Я постучал в дверь, и дверь тут же открылась.

(Я подумал: «Ей же нужно было пройти через весь дом. Почему же дверь открылась сразу?»)

Я сказал… Я ничего не сказал, сказала Зюка:

— Как долго ты возвращался! Я же все время стою тут в сенях и жду.

Я забыл оглянуться на Коляню, я не вспомнил о нем, я вошел в сени, потом прошел за Зюкой в библиотечный зал, она вела меня за руку, мне уже нечем было дышать.

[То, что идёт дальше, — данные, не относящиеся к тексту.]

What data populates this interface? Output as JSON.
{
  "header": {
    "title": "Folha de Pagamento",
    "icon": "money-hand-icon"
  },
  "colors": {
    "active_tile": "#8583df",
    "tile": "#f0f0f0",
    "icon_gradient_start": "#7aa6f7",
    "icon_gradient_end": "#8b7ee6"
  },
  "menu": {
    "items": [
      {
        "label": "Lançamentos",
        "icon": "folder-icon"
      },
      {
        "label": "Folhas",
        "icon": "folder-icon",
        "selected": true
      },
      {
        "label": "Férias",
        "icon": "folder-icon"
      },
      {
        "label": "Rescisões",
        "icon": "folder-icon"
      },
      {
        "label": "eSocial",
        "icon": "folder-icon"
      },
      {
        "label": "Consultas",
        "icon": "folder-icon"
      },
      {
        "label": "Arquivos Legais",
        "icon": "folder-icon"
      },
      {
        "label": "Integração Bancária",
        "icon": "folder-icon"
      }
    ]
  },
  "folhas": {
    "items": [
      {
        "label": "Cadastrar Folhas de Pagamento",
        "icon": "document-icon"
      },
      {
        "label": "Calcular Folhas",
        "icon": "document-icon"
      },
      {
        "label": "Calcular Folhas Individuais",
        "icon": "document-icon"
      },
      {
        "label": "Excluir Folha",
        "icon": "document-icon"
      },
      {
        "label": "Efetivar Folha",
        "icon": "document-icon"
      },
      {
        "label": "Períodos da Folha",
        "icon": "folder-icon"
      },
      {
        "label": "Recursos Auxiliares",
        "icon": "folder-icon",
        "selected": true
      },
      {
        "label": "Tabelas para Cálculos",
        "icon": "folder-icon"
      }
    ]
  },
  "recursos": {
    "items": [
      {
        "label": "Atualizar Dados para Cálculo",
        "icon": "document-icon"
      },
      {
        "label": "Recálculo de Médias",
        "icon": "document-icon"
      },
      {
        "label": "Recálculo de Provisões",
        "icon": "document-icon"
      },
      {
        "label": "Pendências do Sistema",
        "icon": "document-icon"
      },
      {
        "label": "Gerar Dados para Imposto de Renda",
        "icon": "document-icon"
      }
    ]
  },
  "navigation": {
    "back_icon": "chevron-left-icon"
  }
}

— Я выбросила все календари, — сказала Зюка.

Я подумал: «А если все-таки не разразится геологический катаклизм, если я не превращусь в кокосовую пальму, если не сойдутся параллели на земном шаре?» Я сказал:

— Нет, Зюка. Я останусь здесь, я буду просто спать у твоих дверей, как Колянин пес. Я буду сторожить тебя, чтоб какой-нибудь гнусный самозванец не пробрался в твои сновидения.

— Ну, конечно, — сказала Зюка и пошла в свою комнату, чтобы принести мне постель.

И тогда, как нынче в этой пелопоннесской деревне, я лежал всю ночь с открытыми глазами, и Зюка, спящая в своей «каморке», как плотный воздух, наполняла дом, касаясь моей кожи, моих рук, моих зрачков, моих губ.

На площадку перед входом в пещеру, где мы сидели на плоском камне, ворвалась песня.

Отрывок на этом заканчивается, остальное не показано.